City staff propose that accident tows be increased to $229 plus $107 if winching is required, for a total of $336. The current charge is either $166 from roadways or $188 from highways.
The insurance industry doesn’t recommend bringing in a special charge for winching, because it could end up on the bill whether that service was required or not.
“We noticed a change in the City of Mississauga once they allowed this approximately a year ago in that almost every bill that was submitted to us had a winching charge on it,” said Mark Lockwood of RBC General Insurance.
“Simply put, most customers don’t really know what that would even be,” Lockwood said.

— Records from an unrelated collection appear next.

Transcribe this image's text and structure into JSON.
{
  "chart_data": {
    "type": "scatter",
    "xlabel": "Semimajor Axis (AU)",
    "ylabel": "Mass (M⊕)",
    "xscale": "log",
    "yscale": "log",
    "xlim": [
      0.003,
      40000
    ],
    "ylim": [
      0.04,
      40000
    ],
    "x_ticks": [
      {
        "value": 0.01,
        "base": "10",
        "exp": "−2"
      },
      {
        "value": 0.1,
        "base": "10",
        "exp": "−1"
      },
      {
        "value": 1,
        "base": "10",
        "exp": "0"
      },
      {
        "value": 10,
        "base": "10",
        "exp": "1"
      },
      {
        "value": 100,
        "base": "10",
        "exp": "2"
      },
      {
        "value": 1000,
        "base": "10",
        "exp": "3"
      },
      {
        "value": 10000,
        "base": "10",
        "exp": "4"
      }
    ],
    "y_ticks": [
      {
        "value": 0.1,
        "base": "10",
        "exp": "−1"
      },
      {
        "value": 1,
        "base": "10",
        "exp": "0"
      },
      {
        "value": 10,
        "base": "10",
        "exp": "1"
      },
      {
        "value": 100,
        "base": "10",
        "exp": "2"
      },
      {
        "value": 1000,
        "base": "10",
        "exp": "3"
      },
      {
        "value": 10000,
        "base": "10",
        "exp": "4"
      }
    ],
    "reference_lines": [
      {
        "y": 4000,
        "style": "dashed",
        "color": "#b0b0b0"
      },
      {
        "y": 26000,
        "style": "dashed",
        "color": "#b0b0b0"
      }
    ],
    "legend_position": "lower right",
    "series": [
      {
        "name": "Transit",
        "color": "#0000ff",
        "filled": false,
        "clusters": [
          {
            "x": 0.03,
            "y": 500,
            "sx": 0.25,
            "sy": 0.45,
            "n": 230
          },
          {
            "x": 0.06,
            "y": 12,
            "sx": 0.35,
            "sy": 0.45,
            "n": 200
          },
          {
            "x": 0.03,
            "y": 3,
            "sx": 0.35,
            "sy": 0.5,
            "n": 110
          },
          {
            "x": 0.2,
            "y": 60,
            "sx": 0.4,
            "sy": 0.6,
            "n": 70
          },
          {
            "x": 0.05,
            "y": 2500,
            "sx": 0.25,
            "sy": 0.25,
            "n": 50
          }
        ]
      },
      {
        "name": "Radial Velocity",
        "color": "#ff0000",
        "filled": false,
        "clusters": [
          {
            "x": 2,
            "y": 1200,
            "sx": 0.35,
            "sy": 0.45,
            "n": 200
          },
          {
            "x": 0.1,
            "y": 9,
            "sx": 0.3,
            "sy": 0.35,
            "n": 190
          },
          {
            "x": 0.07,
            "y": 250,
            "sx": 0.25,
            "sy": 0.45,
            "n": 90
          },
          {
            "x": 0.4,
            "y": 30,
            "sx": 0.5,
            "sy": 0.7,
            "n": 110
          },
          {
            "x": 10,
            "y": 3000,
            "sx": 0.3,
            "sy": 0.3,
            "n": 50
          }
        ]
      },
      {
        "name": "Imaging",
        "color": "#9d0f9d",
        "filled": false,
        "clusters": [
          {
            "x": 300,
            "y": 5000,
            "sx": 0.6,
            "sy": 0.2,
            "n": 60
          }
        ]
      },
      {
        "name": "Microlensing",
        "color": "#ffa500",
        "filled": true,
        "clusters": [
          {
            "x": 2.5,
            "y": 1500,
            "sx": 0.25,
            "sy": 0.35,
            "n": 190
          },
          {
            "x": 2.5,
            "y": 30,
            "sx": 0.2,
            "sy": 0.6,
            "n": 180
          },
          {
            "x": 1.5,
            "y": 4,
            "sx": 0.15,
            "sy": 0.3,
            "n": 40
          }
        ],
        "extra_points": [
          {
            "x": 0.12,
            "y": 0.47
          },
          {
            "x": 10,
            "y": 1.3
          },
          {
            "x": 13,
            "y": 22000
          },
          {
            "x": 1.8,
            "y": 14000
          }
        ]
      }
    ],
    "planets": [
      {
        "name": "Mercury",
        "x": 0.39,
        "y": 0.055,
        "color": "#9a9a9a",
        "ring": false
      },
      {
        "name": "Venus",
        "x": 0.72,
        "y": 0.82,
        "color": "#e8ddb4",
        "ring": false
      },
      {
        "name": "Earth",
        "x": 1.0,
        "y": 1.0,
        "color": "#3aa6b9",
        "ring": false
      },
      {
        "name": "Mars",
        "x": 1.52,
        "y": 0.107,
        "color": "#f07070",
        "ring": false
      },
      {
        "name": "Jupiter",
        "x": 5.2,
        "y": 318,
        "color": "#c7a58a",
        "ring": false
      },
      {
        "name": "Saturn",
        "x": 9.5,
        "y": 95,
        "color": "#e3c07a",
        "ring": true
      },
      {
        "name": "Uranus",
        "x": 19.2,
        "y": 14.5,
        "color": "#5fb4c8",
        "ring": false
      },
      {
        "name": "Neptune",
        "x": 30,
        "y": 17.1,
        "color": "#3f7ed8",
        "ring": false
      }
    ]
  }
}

Council’s licensing and standards committee postponed any increase until after the city has consulted with affected parties, including tow truck operators, insurers, police and other jurisdictions. A report is due next March 29.
The committee was disappointed to learn that any vehicle lacking licence plates can’t legally be towed. The members want to hear from police on what can be done to tow unplated vehicles parked illegally on city streets.
Committee members said they have heard examples of towing bills in the hundreds of dollars after a damaged car has been towed to one of three collision reporting centres and then to a body shop.
Lockwood said the ultimate tab may include a tow-out fee, dolly fee, wait-time fee, mileage fee and administration fee. He said he’s seen bills ranging from $600 to $800 “depending how good the people are at writing fiction.”
People are already stressed-out having to call for a tow and shouldn’t have to be concerned about exorbitant fees, said Councillor Glenn De Baeremaeker, a committee member. “I think most of us have had experiences with tow trucks. The last thing we want to have to worry about is the guy in the truck ripping me off, is he giving me the right rate?”
People may think it’s not a problem because the insurance company pays, but the high costs are passed directly to the customers, Lockwood said.
“It is a direct flow-through cost. There’s no question if a client is charged $1,000, then that cost is sent on to the consumer. If a client is charged $200 for an accident tow, then of course that’s the charge that’s going to be passed on.”